For the first time in years, Russia has officially become a net importer of food and agricultural products, a stunning reversal for a country that once boasted of self-sufficiency and export dominance in grain and oils. The figures released this week by the Russian Federal Customs Service confirm what many in the agricultural and financial sectors had feared: collapsing harvests and high interest rates are gutting Russia’s export capacity, forcing it to rely once again on foreign food imports.
From January to April 2025, Russia exported $12 billion worth of food and agricultural raw materials—a 15.4% drop compared to the same period last year. Meanwhile, imports surged by 12.5%, reaching $12.9 billion. This negative balance marks a sharp break from the export-driven narrative Moscow has promoted throughout the war, and underscores the growing cracks in the Kremlin’s wartime economy.

Two major forces are behind the collapse.
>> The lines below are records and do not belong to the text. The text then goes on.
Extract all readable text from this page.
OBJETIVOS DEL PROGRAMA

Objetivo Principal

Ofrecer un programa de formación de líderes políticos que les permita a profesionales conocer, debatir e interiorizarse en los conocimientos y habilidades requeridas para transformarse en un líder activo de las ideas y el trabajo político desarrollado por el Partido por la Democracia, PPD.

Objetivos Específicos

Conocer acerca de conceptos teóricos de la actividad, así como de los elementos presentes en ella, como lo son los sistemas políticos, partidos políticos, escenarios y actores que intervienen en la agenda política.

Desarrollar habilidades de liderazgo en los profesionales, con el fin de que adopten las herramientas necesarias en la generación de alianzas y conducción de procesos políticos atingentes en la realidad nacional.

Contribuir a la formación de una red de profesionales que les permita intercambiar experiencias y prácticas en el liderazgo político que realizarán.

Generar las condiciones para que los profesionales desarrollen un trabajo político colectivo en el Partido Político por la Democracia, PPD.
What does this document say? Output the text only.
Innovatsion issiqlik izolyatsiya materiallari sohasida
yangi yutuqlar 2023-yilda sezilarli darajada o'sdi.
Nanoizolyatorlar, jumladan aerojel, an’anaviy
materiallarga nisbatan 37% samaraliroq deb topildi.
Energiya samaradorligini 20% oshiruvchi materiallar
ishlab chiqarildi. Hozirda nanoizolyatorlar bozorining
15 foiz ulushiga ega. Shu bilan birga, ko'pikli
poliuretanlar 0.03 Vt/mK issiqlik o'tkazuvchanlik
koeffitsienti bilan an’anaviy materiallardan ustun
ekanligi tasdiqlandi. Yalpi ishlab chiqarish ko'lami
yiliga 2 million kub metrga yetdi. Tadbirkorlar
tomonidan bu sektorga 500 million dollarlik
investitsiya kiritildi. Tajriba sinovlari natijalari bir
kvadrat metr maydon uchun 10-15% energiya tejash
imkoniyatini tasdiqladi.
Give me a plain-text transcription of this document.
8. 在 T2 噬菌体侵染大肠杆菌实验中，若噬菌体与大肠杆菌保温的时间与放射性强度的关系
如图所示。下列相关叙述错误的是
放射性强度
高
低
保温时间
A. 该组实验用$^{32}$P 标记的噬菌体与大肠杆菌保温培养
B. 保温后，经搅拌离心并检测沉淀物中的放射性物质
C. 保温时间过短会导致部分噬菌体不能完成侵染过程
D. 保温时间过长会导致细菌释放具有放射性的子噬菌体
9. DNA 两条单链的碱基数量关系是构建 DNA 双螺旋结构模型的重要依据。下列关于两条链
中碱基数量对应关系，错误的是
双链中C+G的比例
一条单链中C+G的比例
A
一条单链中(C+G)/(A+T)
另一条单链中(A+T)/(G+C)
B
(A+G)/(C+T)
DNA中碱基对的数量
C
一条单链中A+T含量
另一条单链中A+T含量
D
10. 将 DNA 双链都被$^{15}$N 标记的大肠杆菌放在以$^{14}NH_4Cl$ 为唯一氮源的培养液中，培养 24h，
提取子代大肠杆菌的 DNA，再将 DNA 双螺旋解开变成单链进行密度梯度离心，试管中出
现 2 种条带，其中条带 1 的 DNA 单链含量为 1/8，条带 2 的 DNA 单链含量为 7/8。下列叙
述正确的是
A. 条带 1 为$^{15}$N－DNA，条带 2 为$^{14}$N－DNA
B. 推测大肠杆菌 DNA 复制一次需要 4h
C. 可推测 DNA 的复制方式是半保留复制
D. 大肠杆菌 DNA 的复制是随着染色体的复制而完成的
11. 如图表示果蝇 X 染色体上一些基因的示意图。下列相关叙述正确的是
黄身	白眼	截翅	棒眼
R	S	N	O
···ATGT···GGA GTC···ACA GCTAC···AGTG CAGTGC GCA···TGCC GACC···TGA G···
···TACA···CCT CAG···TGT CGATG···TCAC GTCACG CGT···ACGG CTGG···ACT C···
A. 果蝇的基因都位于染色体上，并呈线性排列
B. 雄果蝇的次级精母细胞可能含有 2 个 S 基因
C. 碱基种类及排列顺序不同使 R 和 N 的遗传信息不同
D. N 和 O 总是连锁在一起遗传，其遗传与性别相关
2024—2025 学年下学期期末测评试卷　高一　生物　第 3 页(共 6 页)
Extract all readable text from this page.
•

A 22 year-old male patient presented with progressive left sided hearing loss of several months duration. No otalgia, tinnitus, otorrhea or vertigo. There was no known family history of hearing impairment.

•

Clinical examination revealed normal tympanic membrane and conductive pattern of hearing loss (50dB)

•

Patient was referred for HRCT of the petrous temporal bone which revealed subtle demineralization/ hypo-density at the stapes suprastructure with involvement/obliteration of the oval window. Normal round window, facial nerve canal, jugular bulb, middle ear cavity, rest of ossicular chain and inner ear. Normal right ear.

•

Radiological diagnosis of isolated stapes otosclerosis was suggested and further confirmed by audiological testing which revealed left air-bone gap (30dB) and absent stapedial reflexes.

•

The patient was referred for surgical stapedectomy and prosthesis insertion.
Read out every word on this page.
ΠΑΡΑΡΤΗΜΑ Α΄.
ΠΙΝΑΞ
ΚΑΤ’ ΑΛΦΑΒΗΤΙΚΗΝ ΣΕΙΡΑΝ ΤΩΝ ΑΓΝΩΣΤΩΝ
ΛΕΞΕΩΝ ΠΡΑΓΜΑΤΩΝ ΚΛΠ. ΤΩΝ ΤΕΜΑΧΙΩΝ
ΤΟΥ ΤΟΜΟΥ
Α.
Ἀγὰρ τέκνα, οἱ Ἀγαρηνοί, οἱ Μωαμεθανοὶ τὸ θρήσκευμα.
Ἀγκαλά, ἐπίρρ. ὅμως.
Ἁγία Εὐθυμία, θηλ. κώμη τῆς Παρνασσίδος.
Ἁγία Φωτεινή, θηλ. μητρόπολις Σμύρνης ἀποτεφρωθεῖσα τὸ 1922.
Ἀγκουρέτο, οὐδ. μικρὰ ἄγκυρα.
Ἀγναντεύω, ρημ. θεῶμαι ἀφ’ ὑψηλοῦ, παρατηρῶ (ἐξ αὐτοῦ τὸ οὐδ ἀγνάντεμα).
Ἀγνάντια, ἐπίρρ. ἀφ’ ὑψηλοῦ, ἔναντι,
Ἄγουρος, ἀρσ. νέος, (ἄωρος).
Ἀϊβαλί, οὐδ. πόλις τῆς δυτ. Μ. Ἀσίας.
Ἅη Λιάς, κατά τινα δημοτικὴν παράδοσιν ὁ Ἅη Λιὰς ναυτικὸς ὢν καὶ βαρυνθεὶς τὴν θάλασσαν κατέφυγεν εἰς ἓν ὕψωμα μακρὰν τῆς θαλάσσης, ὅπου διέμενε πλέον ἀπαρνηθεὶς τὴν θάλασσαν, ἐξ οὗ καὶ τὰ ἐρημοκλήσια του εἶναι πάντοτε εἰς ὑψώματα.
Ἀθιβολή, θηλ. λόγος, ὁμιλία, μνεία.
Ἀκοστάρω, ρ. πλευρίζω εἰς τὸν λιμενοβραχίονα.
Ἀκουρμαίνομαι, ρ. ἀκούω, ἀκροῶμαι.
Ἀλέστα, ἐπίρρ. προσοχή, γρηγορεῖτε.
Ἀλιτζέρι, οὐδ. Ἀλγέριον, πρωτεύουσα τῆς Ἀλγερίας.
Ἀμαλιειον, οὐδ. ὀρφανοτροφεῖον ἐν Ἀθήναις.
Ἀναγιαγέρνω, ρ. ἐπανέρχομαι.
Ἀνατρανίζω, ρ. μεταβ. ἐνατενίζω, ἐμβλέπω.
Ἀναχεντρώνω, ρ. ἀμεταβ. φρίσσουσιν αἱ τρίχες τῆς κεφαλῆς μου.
First, the 2024 harvest was severely damaged by droughts, floods, and late frosts, and the 2025 sowing campaign has already been disrupted by poor weather, according to Russia’s own National Fruit and Vegetable Union. Key crops such as wheat, sunflower seeds, soybeans, and cherries have seen dramatic reductions, forcing Russia to ramp up imports of basics like potatoes, onions, and garlic—commodities it once exported in surplus.
Second, the country’s punishingly high interest rates, a product of wartime inflation control, have made domestic investment in agriculture and logistics unsustainable. Exporters are being squeezed by a strong ruble, high export duties, and rising operational costs—from fuel and fertilizer to transport and storage. The result: even as Russia’s Ministry of Agriculture insists on continued global leadership in wheat, May wheat exports were down 60% year-over-year.
This isn’t just an agricultural story—it’s an economic one. The war economy is beginning to consume itself. With Western sanctions closing financial channels and oil revenues weakening, Russia is turning inward to fund the war—and discovering that its domestic capacity is failing. The reduced export quotas on grain and the slowdown in oilseed shipments are not strategic; they’re necessary responses to physical shortages and economic pressure.
While officials point to modest gains in processed goods—such as rapeseed oil and meat exports—these are marginal gains. Meanwhile, imports of basic foodstuffs have surged, not just in volume but in visibility. The image of Russia as a food-secure superpower is unraveling.
The message is clear: Russia can no longer feed itself at scale, let alone export enough to pay for its war. What was once a symbol of national pride—agricultural independence—is now a glaring sign of economic weakness. And as interest rates stay high, the ruble remains volatile, and weather patterns worsen, the Kremlin’s ability to sustain even basic domestic production is under growing threat.
Putin’s war is devouring not only the country’s future, but increasingly, its food.